А днями — зной, духота, мглистое курево. На выцветшей голубени неба — нещадное солнце, бестучье да коричневые стальные полудужья распростертых крыльев коршуна. По степи слепяще, неотразимо сияет ковыль, дымится бурая, верблюжьей окраски, горячая трава; коршун, кренясь, плывет в голубом, — внизу, по траве неслышно скользит его огромная тень.
Суслики свистят истомно и хрипло. На желтеющих парных отвалах нор дремлют сурки. Степь горяча, но мертва, и все окружающее прозрачно-недвижимо. Даже курган синеет на грани видимого сказочно и невнятно, как во сне…
Степь родимая! Горький ветер, оседающий на гривах косячных маток и жеребцов. На сухом конском храпе от ветра солоно, и конь, вдыхая горько-соленый запах, жует шелковистыми губами и ржет, чувствуя на них привкус ветра и солнца. Родимая степь под низким донским небом! Вилюжины балок, суходолов, красноглинистых яров, ковыльный простор с затравевшим гнездоватым следом конского копыта, курганы, в мудром молчании берегущие зарытую казачью славу… Низко кланяюсь и по-сыновьи целую твою пресную землю, донская, казачьей, не ржавеющей кровью политая степь!
У него маленькая сухая змеиная голова. Уши мелки и подвижны. Грудные мускулы развиты до предела. Ноги тонкие, сильные, бабки безупречны, копыта обточены, как речной голыш. Зад чуть висловат, хвост мочалист. Он — кровный донец. Мало того: он очень высоких кровей, в жилах его ни капли иномеси, и порода видна во всем. Кличка его Мальбрук.
На водопое он, защищая свою матку, бился с другим, более сильным и старым жеребцом, и тот сильно зашиб ему левую переднюю ногу, несмотря на то что жеребцы на попасе всегда раскованы. Они вставали на дыбы, грызли друг друга, били передними ногами, рвали один на другом кожу…
Атарщика возле не было, — он спал в степи, подставив солнцу спину и раскоряченные ноги в пыльных накаленных сапогах. Противник свалил Мальбрука на землю, потом гнал далеко-далеко от косяка и, оставив там истекающего кровью, занял оба косяка, увел вдоль по обочине Топкой балки.

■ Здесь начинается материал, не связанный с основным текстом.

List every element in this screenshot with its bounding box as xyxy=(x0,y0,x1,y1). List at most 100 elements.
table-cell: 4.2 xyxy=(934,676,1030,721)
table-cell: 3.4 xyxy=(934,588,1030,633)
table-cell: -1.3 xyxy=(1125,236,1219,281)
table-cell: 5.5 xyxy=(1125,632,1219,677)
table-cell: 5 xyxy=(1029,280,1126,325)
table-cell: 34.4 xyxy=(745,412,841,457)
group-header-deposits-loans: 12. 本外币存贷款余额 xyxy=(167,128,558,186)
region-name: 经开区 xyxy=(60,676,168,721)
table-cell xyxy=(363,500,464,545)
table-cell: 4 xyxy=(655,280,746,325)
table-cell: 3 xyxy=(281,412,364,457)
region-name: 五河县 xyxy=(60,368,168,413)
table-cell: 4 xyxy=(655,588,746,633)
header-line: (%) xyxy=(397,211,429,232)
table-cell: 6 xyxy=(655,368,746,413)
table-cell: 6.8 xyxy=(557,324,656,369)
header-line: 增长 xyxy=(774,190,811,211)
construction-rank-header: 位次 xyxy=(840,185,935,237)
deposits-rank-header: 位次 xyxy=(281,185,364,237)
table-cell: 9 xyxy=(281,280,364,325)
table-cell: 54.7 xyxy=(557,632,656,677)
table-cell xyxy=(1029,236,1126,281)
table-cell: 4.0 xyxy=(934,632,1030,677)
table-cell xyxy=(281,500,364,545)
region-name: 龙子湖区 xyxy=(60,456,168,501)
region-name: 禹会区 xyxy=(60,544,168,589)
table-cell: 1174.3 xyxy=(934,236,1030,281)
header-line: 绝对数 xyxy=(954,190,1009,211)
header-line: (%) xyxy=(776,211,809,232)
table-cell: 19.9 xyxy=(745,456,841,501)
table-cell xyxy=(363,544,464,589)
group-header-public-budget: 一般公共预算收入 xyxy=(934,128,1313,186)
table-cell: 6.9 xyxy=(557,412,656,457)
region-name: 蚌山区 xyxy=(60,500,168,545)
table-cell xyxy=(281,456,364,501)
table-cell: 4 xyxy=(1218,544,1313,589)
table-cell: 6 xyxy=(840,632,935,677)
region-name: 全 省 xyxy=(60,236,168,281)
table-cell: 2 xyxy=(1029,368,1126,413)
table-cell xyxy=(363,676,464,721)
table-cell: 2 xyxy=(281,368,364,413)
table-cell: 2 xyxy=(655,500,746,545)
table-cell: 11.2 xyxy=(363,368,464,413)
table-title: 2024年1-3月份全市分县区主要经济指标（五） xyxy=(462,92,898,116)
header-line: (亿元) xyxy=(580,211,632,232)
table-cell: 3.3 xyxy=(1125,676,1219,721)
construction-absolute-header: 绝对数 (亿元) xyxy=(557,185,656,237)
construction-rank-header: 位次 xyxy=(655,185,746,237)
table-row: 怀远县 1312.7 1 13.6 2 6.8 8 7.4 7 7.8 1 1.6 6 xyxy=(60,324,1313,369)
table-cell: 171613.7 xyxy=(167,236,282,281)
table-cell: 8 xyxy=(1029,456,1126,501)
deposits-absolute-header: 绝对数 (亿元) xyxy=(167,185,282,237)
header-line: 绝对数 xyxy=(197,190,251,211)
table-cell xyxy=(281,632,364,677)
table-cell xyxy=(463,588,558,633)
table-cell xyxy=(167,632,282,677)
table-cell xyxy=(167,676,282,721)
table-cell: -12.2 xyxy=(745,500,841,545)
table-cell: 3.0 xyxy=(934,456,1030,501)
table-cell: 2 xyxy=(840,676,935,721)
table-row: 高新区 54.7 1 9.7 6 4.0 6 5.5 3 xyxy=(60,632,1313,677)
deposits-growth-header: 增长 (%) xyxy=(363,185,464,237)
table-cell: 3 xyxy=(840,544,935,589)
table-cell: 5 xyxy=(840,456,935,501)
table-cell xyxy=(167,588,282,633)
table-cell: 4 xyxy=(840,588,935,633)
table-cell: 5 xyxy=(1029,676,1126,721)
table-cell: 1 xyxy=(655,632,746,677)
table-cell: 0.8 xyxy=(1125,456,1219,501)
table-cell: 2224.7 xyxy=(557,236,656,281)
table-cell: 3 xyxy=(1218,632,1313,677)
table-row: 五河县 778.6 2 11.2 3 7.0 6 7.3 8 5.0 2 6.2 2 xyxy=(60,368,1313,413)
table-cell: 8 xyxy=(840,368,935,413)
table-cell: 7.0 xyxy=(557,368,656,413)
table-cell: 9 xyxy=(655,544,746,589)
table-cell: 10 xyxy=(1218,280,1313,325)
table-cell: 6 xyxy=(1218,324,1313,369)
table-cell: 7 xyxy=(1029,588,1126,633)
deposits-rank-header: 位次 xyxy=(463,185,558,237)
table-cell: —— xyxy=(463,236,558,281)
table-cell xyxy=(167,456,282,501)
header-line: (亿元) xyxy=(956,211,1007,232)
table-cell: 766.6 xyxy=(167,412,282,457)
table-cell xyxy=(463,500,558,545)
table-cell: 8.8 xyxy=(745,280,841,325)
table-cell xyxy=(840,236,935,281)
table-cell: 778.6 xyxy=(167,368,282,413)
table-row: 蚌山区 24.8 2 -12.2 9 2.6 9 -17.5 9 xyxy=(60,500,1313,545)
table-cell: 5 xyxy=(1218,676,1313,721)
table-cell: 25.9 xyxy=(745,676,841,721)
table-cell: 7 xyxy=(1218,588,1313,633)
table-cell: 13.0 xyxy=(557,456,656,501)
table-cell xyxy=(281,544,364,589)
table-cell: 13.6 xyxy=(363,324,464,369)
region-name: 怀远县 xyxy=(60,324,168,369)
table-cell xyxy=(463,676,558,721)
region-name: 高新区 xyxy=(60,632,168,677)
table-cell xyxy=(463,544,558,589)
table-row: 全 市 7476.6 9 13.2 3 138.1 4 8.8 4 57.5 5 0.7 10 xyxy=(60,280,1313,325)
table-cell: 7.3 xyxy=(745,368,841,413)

Раненого жеребца поставили на конюшню, фельдшер залечил ему ушибленную ногу. А на шестой день Мишка Кошевой, приехавший к смотрителю с докладом, стал свидетелем того, как Мальбрук, управляемый могучим инстинктом продолжателя рода, перегрыз чумбур, выскочил из станка и, захватив пасшихся возле казармы стреноженных кобылиц, на которых ездили атарщики, смотритель и фельдшер, погнал их в степь — сначала рысью, потом начал покусывать отстававших, торопить. Атарщики и смотритель выскочили из казармы, слышали только, как на кобылицах звучно лопались живцы.
— Спешил нас, проклятый сын!..
Смотритель выругался, но смотрел вслед удалявшимся лошадям не без тайного одобрения.
В полдень Мальбрук привел и поставил лошадей на водопой. Маток отняли у него пешие атарщики, а самого, заседлав, увел Мишка в степь и пустил в прежний косяк.
За два месяца службы в атарщиках Кошевой внимательно изучил жизнь лошадей на отводе; изучил и проникся глубоким уважением к их уму и нелюдскому благородству. На его глазах покрывались матки; и этот извечный акт, совершаемый в первобытных условиях, был так естественно-целомудрен и прост, что невольно рождал в уме Кошевого противопоставления не в пользу людей. Но много было в отношениях лошадей и людского. Например, замечал Мишка, что стареющий жеребец Бахарь, неукротимо-злой и грубоватый в обращении с кобылицами, выделял одну рыжую четырехлетнюю красавицу, с широкой прозвездью во лбу и горячими глазами. Он всегда был около нее встревожен и волнующе резок, всегда обнюхивал ее с особенным, сдержанным и страстным похрапом. Он любил на стоянке класть свою злую голову на круп любимой кобылицы и дремать так подолгу. Мишка смотрел на него со стороны, видел, как под тонкой кожей жеребца вяло играют связки мускулов, и ему казалось, что Бахарь любит эту кобылицу по-старчески безнадежно-крепко и грустно.